People who do religion don’t need to study it, because they already know what it is. People who have never embraced a religion as an adult feel they can study religion objectively and still really understand it. Religious folks feel they can fairly evaluate the “truth” of other religions by reading books about them. People who have butterflied around several faiths over the years but never made a long home in one, feel they understand what drives the religious heart. Grand generalizations about religion spew easily from many of these people. But are the generalizations intelligent?
What can sneak by as “intelligent” is often over-rated. Since my youth, I’ve watched normal conversations and seen superficiality constantly disguising itself as depth. One summer, in my late teens, I read the book “EgoSpeak” which confirmed my worst skepticism. Perhaps God can rescue us from our meaningless chatter, I thought, as I dove into Christianity at that time. You see, my god, my religion and much more were colored by my temperament and my circumstance. But it didn’t take too long, as I watched my own conversations with God, until I saw the same EgoSpeak creature doing the same things.
Intelligence that can step back and understand circumstance and context is hard to culture. Most of our conversations are on a locomotive of habit — a juggernaut of trite conversation grabbers full of tricks to pretend we are listening to the other.
The New Yorker has a fun, short article reviewing a paper which criticizes the type of artificial intelligence which aims at mimicking human conversation (consider “Siri”). I agree with their conclusions that creating tricks, diversions and ploys to enable a machine to sound like an actual human interaction is failing because we are only building machines which avoid a whole class of conversations — insightful one. But I worry that the criticism can go deeper. Is normal human speech (“Ego Speak”) really something worth emulating — even when it is “insightful” or intelligent?
NPR and the New York Times recently educated me on something called “social bots” — AI which fool readers into thinking they are interacting with a real person. Apparently, they flood on-line dating services and trick people constantly. One entrepreneur bought such a service, and went into the data, finding these bots and erased them. The surprising result of cleaning up the service: membership dropped! People loved being told how cute they are, how interesting they are, how much someone adores them — even if those people keep disappearing or seeming strange after more indepth conversation. The bots keep real people coming back for more superficiality.
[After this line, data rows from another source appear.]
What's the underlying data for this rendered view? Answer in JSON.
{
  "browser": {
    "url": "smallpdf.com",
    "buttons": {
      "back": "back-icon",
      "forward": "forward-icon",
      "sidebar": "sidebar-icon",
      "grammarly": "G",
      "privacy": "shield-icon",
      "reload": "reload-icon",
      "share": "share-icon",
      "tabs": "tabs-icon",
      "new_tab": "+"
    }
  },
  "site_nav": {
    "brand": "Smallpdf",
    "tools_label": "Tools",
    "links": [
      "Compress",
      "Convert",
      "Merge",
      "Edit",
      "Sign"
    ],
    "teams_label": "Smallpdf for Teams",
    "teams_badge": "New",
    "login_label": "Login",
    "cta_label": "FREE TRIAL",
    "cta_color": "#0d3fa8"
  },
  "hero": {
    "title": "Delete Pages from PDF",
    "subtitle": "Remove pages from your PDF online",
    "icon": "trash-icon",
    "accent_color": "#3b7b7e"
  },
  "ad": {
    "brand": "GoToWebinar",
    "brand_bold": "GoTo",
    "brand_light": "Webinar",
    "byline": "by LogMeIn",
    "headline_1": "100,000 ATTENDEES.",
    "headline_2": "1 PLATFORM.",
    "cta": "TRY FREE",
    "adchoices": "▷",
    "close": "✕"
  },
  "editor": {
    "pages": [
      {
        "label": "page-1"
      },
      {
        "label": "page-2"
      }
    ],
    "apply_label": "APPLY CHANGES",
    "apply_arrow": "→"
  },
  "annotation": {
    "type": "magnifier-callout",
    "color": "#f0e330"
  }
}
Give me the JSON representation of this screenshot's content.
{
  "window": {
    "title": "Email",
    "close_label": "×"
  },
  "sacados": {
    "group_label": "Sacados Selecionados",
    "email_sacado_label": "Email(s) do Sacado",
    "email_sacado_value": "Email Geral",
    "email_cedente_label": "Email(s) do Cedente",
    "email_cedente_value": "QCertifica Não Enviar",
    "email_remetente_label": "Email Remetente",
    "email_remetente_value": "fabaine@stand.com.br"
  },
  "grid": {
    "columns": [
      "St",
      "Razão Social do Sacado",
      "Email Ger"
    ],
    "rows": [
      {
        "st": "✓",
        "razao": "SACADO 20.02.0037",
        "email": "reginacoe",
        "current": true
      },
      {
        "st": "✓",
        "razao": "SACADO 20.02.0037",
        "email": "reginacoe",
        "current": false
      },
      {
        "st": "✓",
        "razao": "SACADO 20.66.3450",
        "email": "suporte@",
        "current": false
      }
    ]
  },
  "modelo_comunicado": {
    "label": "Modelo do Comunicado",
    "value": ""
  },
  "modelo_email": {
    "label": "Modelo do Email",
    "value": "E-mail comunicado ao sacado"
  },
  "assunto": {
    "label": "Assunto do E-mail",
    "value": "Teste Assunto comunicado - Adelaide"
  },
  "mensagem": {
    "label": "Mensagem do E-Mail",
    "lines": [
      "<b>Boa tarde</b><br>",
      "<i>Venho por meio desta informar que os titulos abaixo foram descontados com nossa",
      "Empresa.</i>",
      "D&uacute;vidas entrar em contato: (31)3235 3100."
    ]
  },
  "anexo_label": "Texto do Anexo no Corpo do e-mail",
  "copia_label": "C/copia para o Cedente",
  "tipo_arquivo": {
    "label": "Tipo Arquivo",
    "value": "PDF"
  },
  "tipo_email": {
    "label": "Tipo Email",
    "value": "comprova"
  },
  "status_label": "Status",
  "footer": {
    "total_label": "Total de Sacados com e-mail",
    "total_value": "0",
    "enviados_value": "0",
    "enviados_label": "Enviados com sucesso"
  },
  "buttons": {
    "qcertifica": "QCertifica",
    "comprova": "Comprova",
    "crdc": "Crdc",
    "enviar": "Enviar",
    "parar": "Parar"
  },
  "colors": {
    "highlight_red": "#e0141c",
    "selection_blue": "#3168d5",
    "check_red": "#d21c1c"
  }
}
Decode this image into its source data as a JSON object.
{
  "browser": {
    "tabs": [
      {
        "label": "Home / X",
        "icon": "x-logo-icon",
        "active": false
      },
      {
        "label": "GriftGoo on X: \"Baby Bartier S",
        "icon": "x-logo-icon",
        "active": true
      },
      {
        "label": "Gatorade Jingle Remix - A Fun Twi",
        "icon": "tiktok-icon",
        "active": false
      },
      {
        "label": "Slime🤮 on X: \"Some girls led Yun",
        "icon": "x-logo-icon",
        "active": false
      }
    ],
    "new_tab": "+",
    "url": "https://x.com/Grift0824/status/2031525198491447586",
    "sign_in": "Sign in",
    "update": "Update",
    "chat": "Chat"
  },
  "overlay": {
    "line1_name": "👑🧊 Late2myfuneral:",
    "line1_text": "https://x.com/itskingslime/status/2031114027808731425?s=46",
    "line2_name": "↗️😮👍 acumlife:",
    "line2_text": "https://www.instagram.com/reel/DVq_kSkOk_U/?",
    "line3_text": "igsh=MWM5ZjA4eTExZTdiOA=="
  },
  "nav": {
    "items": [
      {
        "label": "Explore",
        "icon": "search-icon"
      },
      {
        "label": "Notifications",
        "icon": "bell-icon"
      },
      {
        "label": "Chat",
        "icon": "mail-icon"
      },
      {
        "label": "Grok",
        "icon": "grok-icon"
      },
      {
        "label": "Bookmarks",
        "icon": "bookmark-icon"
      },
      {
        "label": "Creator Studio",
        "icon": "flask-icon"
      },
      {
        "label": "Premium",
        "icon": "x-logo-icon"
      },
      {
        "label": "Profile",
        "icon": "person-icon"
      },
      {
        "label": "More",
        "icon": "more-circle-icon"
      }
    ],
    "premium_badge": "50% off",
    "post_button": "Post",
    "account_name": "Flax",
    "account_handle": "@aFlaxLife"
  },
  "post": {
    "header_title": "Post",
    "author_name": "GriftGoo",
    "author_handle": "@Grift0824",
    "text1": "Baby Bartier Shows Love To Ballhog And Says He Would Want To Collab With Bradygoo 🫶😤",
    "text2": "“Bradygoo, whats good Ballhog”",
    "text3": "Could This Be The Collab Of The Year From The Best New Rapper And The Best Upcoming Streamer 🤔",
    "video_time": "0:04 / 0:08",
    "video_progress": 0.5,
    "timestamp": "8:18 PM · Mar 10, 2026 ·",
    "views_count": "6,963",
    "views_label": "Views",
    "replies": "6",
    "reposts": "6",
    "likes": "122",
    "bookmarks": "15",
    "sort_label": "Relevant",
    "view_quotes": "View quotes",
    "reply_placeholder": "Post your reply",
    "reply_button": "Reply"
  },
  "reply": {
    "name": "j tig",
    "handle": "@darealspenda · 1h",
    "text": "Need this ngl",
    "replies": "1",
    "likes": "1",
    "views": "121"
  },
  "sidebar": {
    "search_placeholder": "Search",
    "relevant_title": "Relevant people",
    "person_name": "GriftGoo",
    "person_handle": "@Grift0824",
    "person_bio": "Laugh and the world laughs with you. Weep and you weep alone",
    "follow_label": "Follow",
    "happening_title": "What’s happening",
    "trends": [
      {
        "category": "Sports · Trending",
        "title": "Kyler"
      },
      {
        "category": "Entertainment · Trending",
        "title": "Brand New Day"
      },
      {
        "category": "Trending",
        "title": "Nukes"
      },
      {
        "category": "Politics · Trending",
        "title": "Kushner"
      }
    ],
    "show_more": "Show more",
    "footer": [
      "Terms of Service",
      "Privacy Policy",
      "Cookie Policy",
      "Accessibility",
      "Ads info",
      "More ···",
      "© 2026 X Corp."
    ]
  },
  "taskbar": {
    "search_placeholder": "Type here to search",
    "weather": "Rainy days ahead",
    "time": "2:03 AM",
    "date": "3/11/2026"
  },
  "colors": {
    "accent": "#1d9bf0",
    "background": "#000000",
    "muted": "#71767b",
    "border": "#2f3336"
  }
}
This month a big stress dropped from my life when I again passed my medical boards (every 6 years). So, as you may have noticed, I have more time to write now. Taking advantage of this time, I am also taking some computer courses with my son at CourseRa.org. And as I dive back into programming, and seeing this program on youtube which uses neural and genetic programming to generate try and mimic real huma soccer playing, I daydream of writing modeling software (a delusional ambition) which mimics human religious behavior. But would such a project be as disillusioning as the reading the book EgoSpeak, as learning about the deceptive power of Social Bots and as watching people theorize about religion. I think so.
Generating grand theories based on our own limited experience seems similar to EgoSpeak where we grab conversations back into our own court. We rarely deeply encounter another person and yet feel we encounter people all day long. We can’t see ourselves clearly. Is this human stupidity worth emulating on computers? What would a higher intelligence look like — perhaps one day machines will show us. Humans have feigned intelligence for a million years and created imitators to fool each other: both gods and bots. I’d say we shoot higher than imitating human.